To address this, an clang attribute was introduced: modular_format(<impl_fn>,
<impl_name>, <aspects>...). This adds to the semantics of the existing
format attribute (which must also be present, if implicitly.) The first
argument is a symbol naming a modular version of the implementation; this
version only weakly refers to “aspects” of the implementation that may not be
necessary for certain format strings. The second argument is general
“implementation name” string, and the remaining arguments are a list of handled
aspects of the format string. When the compiler sees that a given call only
needs a fixed set of aspects of the implementation, it may redirect the call to
the implementation function and emit a series of relocations to symbols named
<impl_name>_<aspect>. These in turn bring the needed aspects of the call
into the link. The default entrypoints fall the modular ones, except they bring
in every possible implementation aspect.
Mechanism#
This functionality is currently gated behind LIBC_COPT_PRINTF_MODULAR. When
set, the printf-family functions gain modular variants, and the regular
variants are modified to call them and emit NONE relocations against all
implementation aspects.
The implementation aspects are defined in headers using the
LIBC_PRINTF_MODULE((<decl>), { <body> }) macro. If
LIBC_COPT_PRINTF_MODULAR is not defined, then this macro makes these
LIBC_INLINE definitions as per usual. Otherwise, for normal usage, these
become weak declarations, which causes any references to the module to become
weak. The implementations are moved to a dedicated impl file for groups of
modules. These define the aspect symbol and the module impls by defining
LIBC_PRINTF_DEFINE_MODULES before including the header. This causes the to
be brought into the link exactly when the aspect symbol is referenced.
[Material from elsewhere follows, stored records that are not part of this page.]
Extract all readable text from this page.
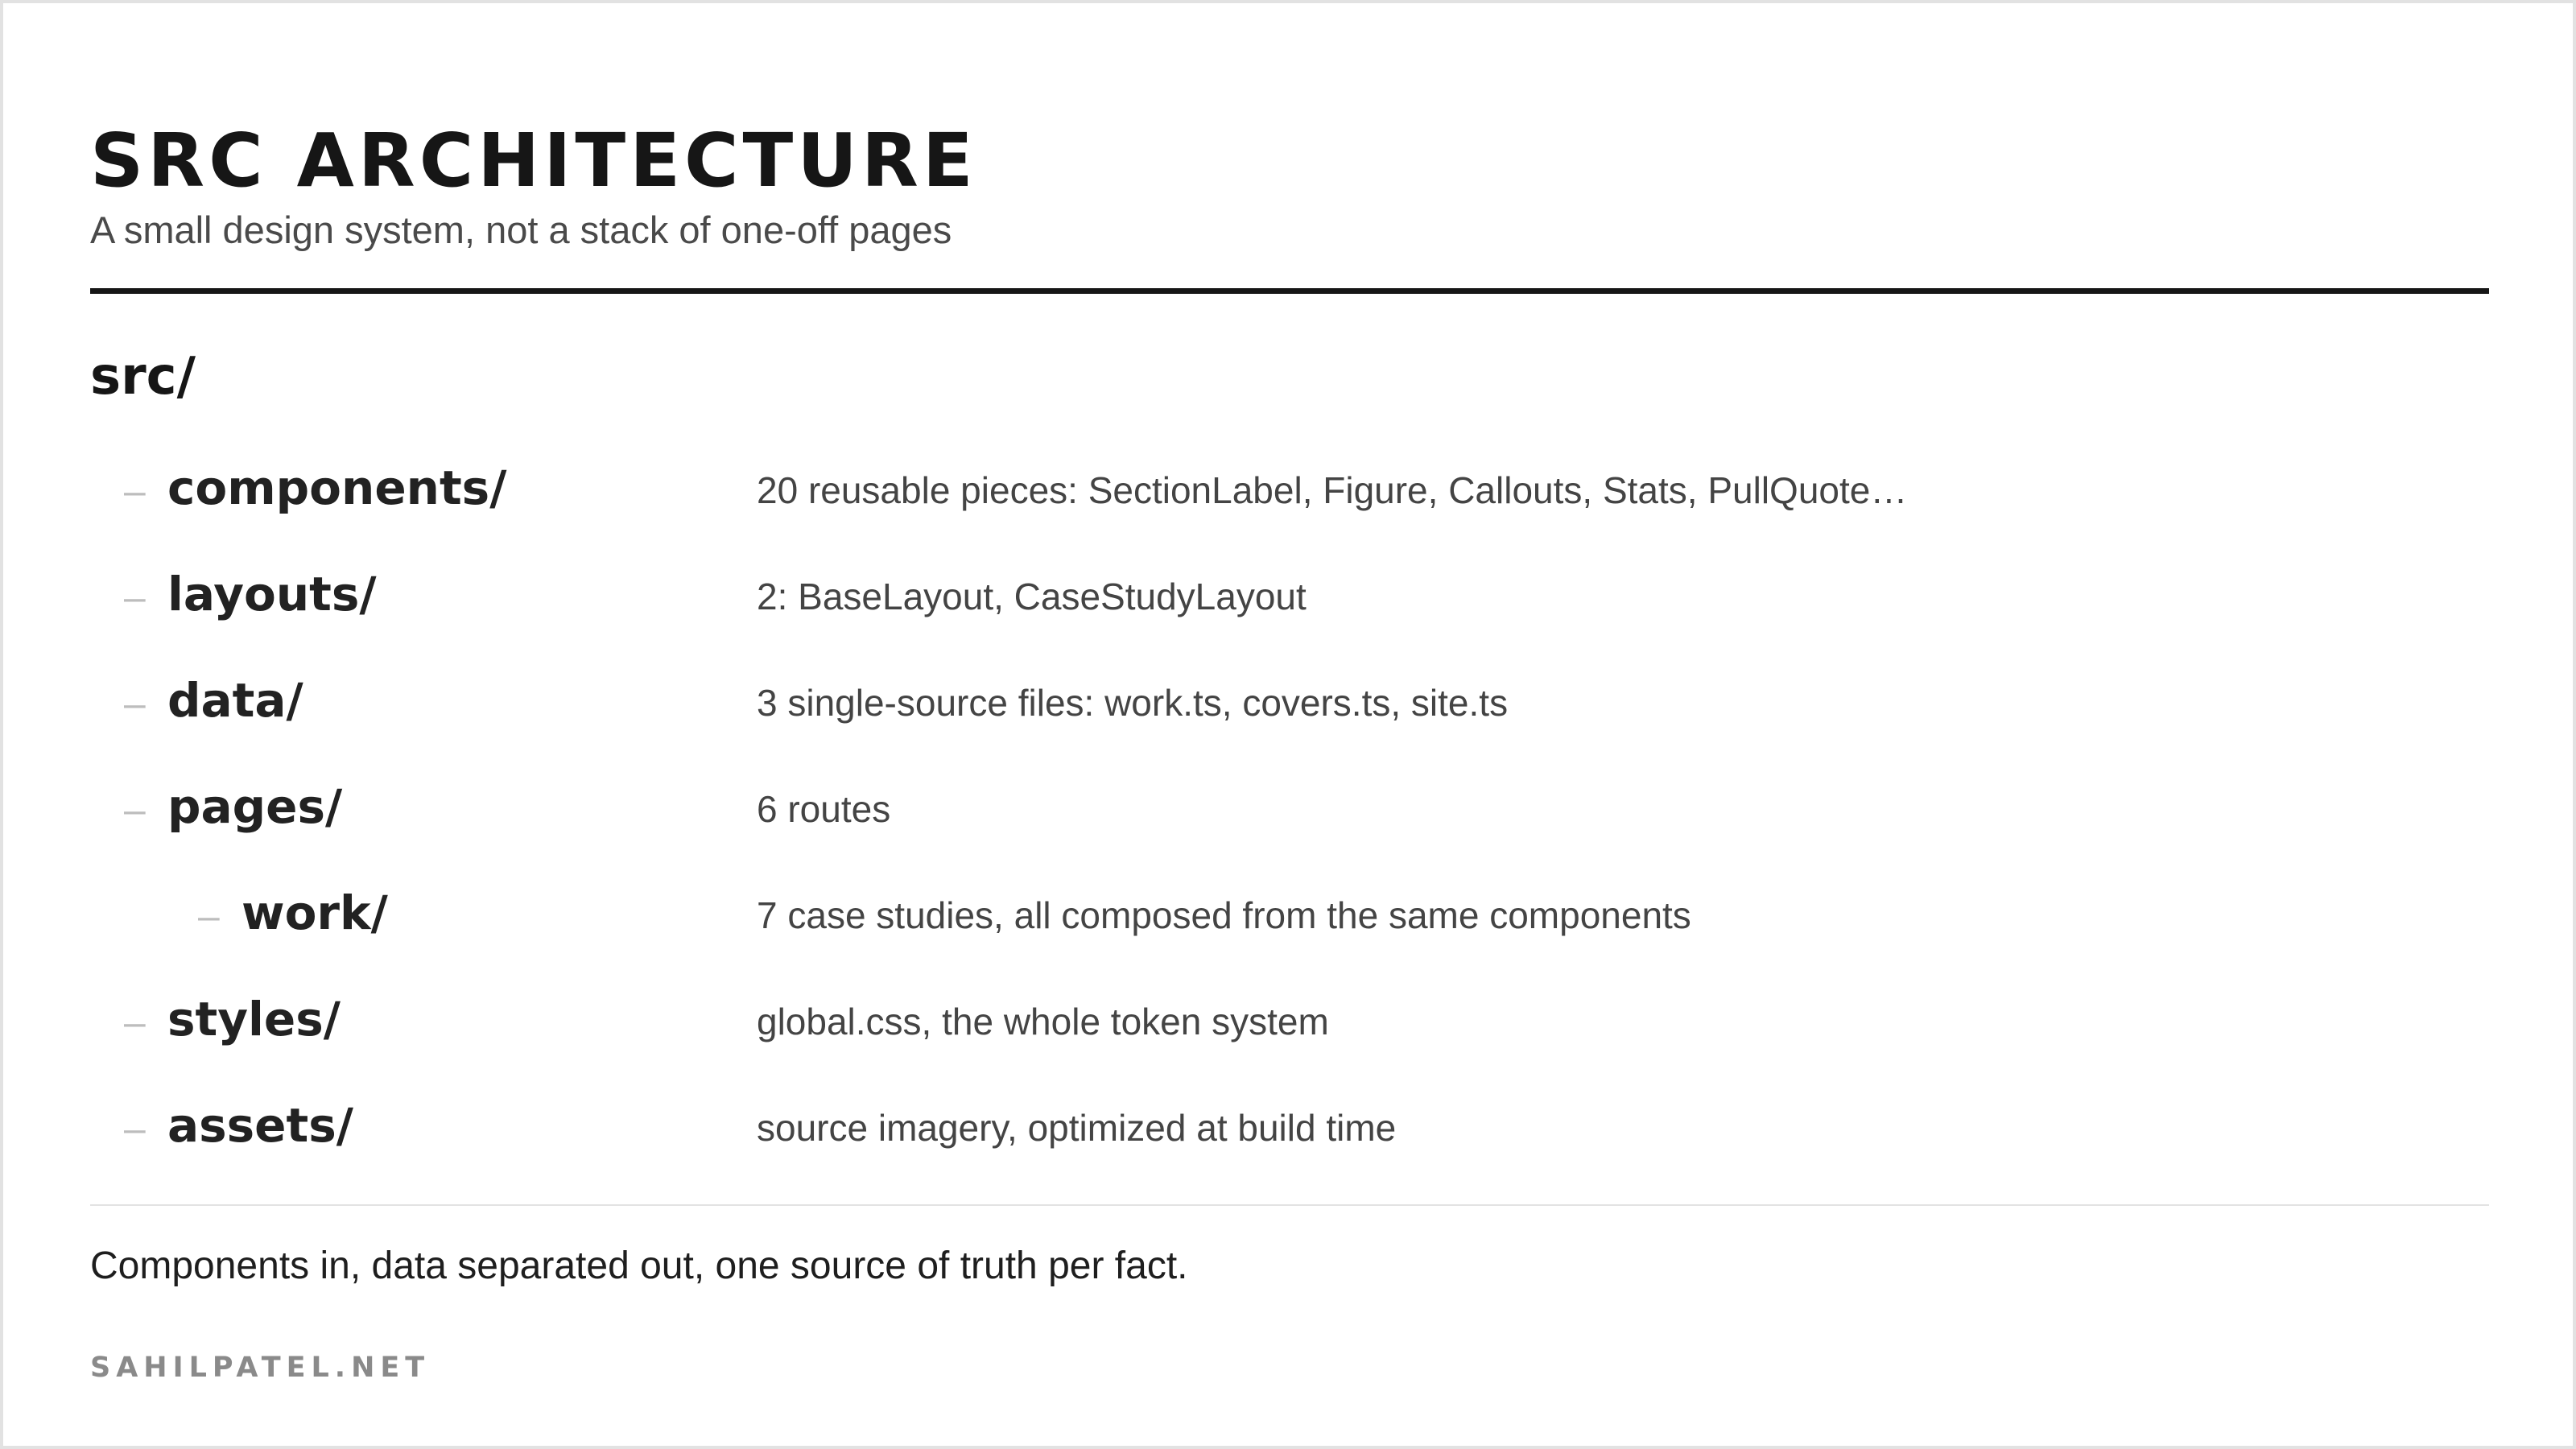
SRC ARCHITECTURE
A small design system, not a stack of one-off pages
src/
– components/	20 reusable pieces: SectionLabel, Figure, Callouts, Stats, PullQuote…
– layouts/	2: BaseLayout, CaseStudyLayout
– data/	3 single-source files: work.ts, covers.ts, site.ts
– pages/	6 routes
– work/	7 case studies, all composed from the same components
– styles/	global.css, the whole token system
– assets/	source imagery, optimized at build time
Components in, data separated out, one source of truth per fact.
SAHILPATEL.NET
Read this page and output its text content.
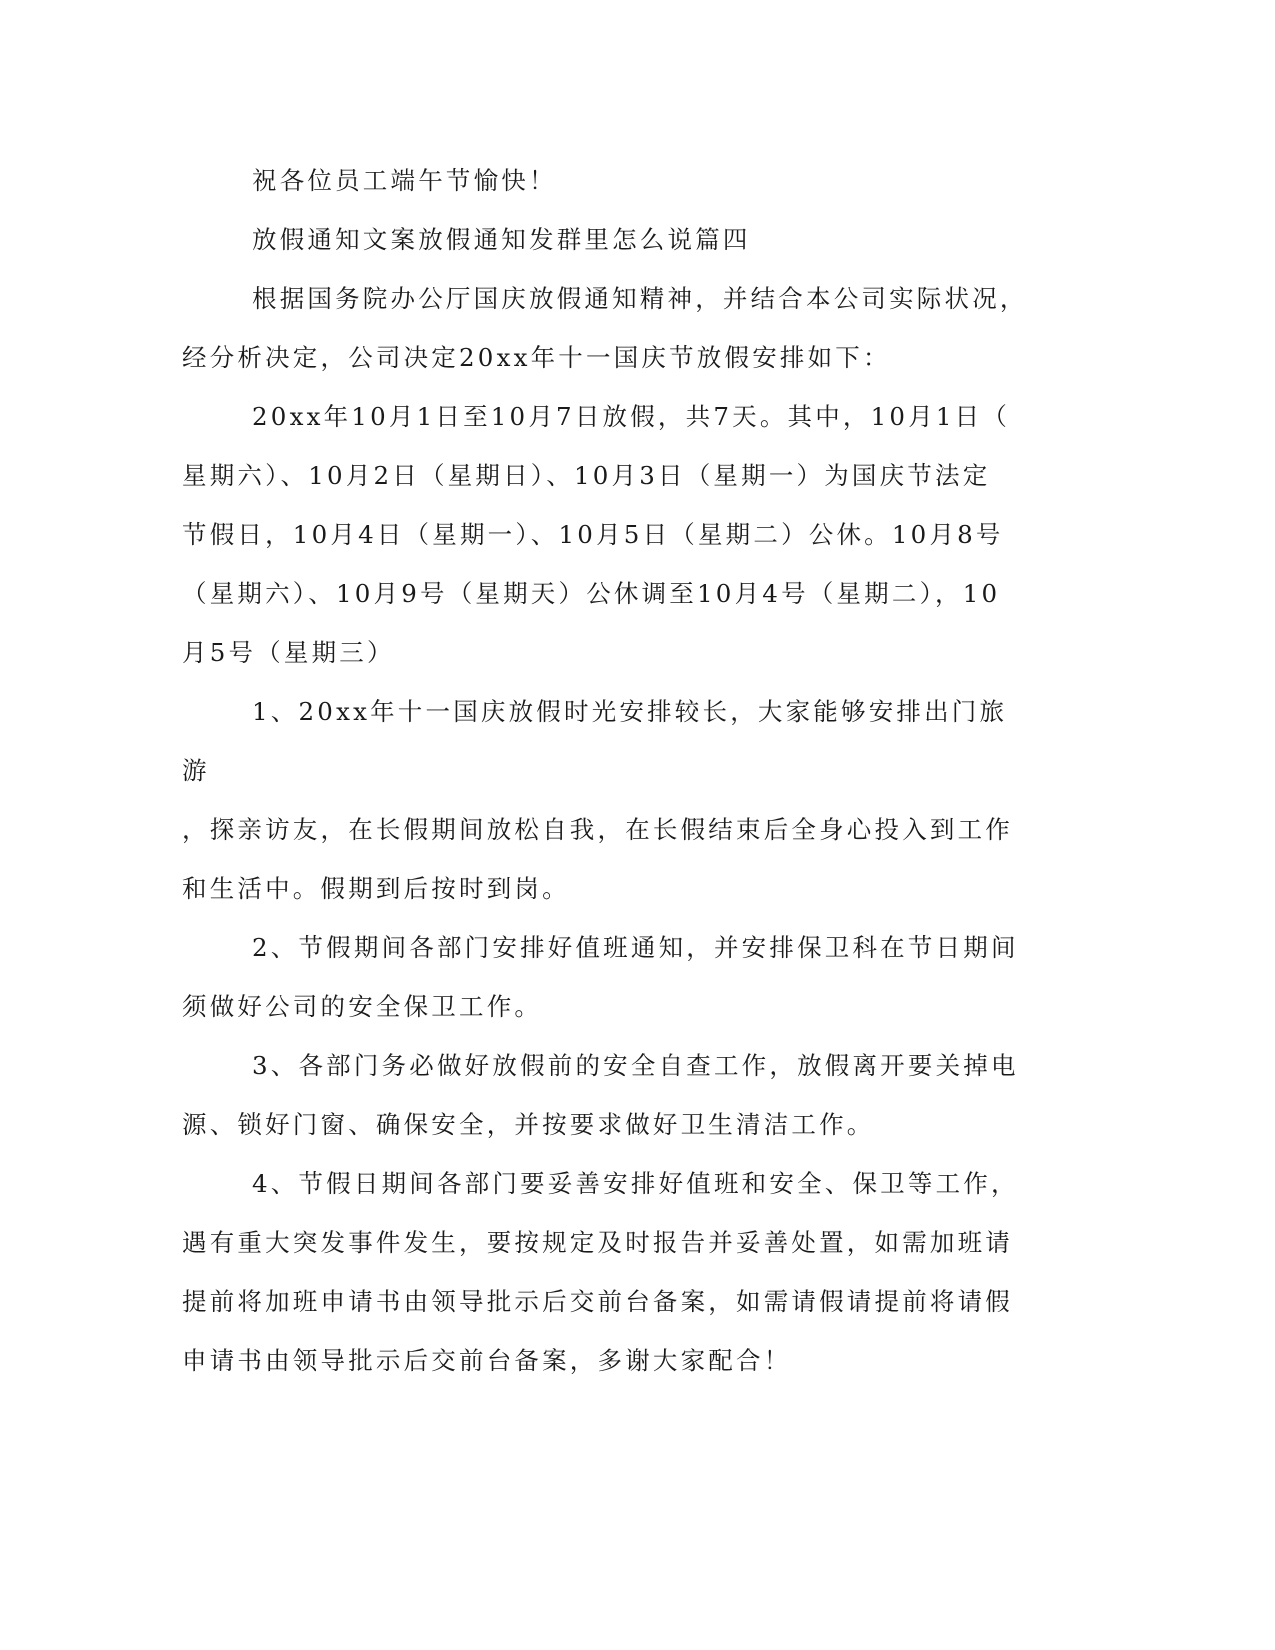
祝各位员工端午节愉快！

放假通知文案放假通知发群里怎么说篇四

根据国务院办公厅国庆放假通知精神，并结合本公司实际状况，
经分析决定，公司决定20xx年十一国庆节放假安排如下：

20xx年10月1日至10月7日放假，共7天。其中，10月1日（
星期六）、10月2日（星期日）、10月3日（星期一）为国庆节法定
节假日，10月4日（星期一）、10月5日（星期二）公休。10月8号
（星期六）、10月9号（星期天）公休调至10月4号（星期二），10
月5号（星期三）

1、20xx年十一国庆放假时光安排较长，大家能够安排出门旅游
，探亲访友，在长假期间放松自我，在长假结束后全身心投入到工作
和生活中。假期到后按时到岗。

2、节假期间各部门安排好值班通知，并安排保卫科在节日期间
须做好公司的安全保卫工作。

3、各部门务必做好放假前的安全自查工作，放假离开要关掉电
源、锁好门窗、确保安全，并按要求做好卫生清洁工作。

4、节假日期间各部门要妥善安排好值班和安全、保卫等工作，
遇有重大突发事件发生，要按规定及时报告并妥善处置，如需加班请
提前将加班申请书由领导批示后交前台备案，如需请假请提前将请假
申请书由领导批示后交前台备案，多谢大家配合！
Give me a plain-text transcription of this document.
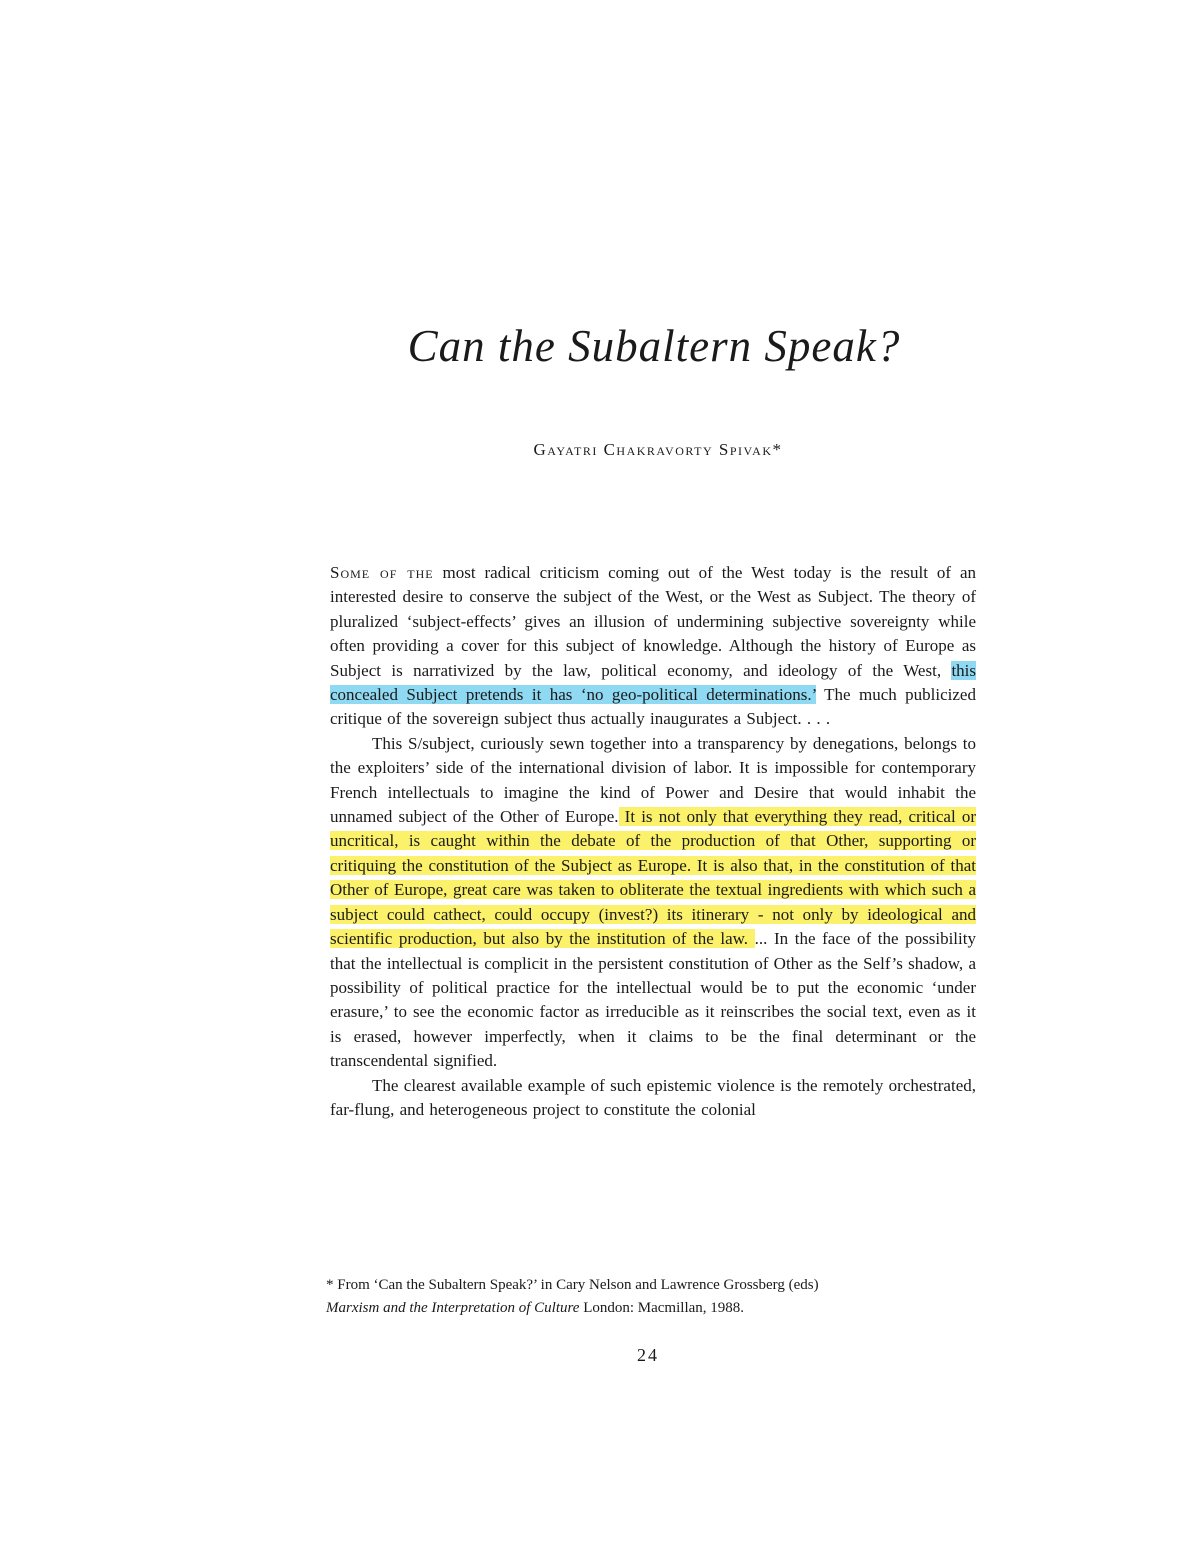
Can the Subaltern Speak?
Gayatri Chakravorty Spivak*

Some of the most radical criticism coming out of the West today is the result of an interested desire to conserve the subject of the West, or the West as Subject. The theory of pluralized ‘subject-effects’ gives an illusion of undermining subjective sovereignty while often providing a cover for this subject of knowledge. Although the history of Europe as Subject is narrativized by the law, political economy, and ideology of the West, this concealed Subject pretends it has ‘no geo-political determinations.’ The much publicized critique of the sovereign subject thus actually inaugurates a Subject. . . .

This S/subject, curiously sewn together into a transparency by denegations, belongs to the exploiters’ side of the international division of labor. It is impossible for contemporary French intellectuals to imagine the kind of Power and Desire that would inhabit the unnamed subject of the Other of Europe. It is not only that everything they read, critical or uncritical, is caught within the debate of the production of that Other, supporting or critiquing the constitution of the Subject as Europe. It is also that, in the constitution of that Other of Europe, great care was taken to obliterate the textual ingredients with which such a subject could cathect, could occupy (invest?) its itinerary - not only by ideological and scientific production, but also by the institution of the law. ... In the face of the possibility that the intellectual is complicit in the persistent constitution of Other as the Self’s shadow, a possibility of political practice for the intellectual would be to put the economic ‘under erasure,’ to see the economic factor as irreducible as it reinscribes the social text, even as it is erased, however imperfectly, when it claims to be the final determinant or the transcendental signified.

The clearest available example of such epistemic violence is the remotely orchestrated, far-flung, and heterogeneous project to constitute the colonial

* From ‘Can the Subaltern Speak?’ in Cary Nelson and Lawrence Grossberg (eds)
Marxism and the Interpretation of Culture London: Macmillan, 1988.
24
Template functions present a special complication: the implementation must
instantiate them for any value that may be used. Since the purpose of the
templates is to implement a fixed interface, the possible arguments should
always be fixed and finite. Accordingly, libc contains def files to enumerate
possible arguments and provide handling for each. Templates are instantiated in
the headers whenever LIBC_PRINTF_DEFINE_MODULES is defined.
libc and the compiler may understand different sets of aspect names, but their understanding of what an aspect name means must be identical. libc reports the set of aspect names that it needs a verdict on, and the compiler will only provide a verdict for those aspects. If libc asks for a verdict on an aspect unknown to the compiler, the aspect must be summarily considered to be required.